Wednesday, January 14, 2009
Streaming still hit and miss for TV and movies
Someday we won't own movies-- in the "stack next the the TV" sense-- anymore than we did before my family got its first VCR in 1983. We'll watch them on TV, like we did back then, except that we'll do it on demand, which was impossible then.
But we're not there yet. Oh, we talk like we are-- you can watch movies and TV series through Hulu, Joost, and Netflix, all over the net. But there are two major issues.
One of them is the subject of an excellent note at Ars Technica-- namely, that currently, in 2009, content tends to sputter in and out like an old broadcast signal. One week you can watch Grease 2, and the next week, it's gone. This is absurd. There are a million reasons, but none of them in the end make sense to you or me when we just want to watch Michelle Pfeiffer dance on a ladder. Why would it be here, then gone? Who didn't get paid?
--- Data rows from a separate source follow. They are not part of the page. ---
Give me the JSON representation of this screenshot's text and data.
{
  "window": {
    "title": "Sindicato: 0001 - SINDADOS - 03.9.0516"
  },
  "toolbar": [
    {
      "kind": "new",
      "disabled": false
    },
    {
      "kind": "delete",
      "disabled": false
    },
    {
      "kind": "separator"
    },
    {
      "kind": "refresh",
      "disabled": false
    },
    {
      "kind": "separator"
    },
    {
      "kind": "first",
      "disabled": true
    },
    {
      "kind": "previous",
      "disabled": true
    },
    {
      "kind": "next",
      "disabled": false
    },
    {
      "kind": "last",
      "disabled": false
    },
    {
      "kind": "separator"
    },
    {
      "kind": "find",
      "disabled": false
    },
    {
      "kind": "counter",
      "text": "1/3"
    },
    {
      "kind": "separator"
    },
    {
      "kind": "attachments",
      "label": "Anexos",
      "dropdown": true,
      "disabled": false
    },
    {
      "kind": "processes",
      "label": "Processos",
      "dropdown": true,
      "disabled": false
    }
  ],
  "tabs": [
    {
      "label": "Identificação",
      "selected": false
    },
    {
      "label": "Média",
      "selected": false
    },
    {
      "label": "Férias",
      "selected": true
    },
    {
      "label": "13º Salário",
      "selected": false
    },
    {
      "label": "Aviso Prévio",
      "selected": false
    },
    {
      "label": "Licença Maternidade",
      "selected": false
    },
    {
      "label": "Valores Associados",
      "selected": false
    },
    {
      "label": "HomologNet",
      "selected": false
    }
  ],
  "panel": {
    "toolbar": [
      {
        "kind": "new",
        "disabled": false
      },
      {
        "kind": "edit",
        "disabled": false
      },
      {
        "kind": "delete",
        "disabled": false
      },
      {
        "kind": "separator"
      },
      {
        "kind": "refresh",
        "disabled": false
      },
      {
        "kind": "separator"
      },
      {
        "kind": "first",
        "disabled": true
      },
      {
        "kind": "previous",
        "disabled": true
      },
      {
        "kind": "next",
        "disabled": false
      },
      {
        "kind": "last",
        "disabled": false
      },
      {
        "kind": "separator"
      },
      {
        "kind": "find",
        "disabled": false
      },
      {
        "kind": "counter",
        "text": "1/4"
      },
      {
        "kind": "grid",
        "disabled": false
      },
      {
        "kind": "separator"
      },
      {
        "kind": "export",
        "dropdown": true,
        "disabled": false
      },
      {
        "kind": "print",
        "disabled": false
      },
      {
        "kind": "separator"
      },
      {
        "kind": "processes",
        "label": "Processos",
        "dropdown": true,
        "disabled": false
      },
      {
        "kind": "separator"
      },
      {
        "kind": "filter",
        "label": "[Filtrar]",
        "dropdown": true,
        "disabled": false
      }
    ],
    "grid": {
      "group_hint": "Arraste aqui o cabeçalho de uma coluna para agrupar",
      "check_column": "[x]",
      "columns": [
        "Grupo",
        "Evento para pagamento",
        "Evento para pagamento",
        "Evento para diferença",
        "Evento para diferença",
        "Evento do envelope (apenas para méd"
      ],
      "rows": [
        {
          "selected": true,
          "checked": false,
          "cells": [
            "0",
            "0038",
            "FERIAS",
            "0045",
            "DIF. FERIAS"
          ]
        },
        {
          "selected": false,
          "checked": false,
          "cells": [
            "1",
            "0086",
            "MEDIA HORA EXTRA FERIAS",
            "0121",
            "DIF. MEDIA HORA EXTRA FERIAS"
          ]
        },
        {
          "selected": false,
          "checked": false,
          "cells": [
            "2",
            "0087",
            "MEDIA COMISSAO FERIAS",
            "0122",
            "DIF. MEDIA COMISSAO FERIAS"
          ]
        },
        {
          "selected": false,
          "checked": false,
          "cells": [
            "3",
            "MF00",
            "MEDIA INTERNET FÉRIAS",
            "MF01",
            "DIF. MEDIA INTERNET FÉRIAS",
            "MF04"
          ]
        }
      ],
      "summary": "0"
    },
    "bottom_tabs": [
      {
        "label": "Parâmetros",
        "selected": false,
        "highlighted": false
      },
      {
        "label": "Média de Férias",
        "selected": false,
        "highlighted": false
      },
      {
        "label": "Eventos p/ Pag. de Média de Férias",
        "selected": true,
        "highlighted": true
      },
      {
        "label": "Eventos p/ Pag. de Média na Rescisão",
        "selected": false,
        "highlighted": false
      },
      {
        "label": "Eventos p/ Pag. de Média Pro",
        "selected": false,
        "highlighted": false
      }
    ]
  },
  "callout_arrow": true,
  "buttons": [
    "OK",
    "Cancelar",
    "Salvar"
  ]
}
The second, bigger, issue is selection. Isn't that counter-intuitive? DVDs, as the Negropontes will tell you, are made of bits, which are expensive. It costs money to produce a DVD of the 1979 Dracula, and it costs less to distribute a digital copy. Admittedly it's not free-- you have to license the movie and you'll also have network costs around the actual digital distribution. But all of that should be cheaper than printing and trucking DVDs.
And yet there's way, way less available for streaming and download than or DVD. I can get a DVD of Werewolf of London, but I can't stream it.
Why is this? I suspect it has to do with the fact that DVDs can be rented as long as they're not broken, so even after I lose my license to make the DVD, I can sell the ones I made. Not so online-- for me to distribute a copy of Horror of Dracula, I need a license that's valid as long as you keep downloading or streaming it from me.
So today, at Netflix, you can watch Bram Stoker's Dracula, but not anything that you'd have a hard time finding in other, theoretically more expensive ways, like Ataud del Vampiro.
It's all backwards-- the net should be the place we go for the billions of bytes we want, not the place to find only the most popular DVD offerings. But look for all of this to change.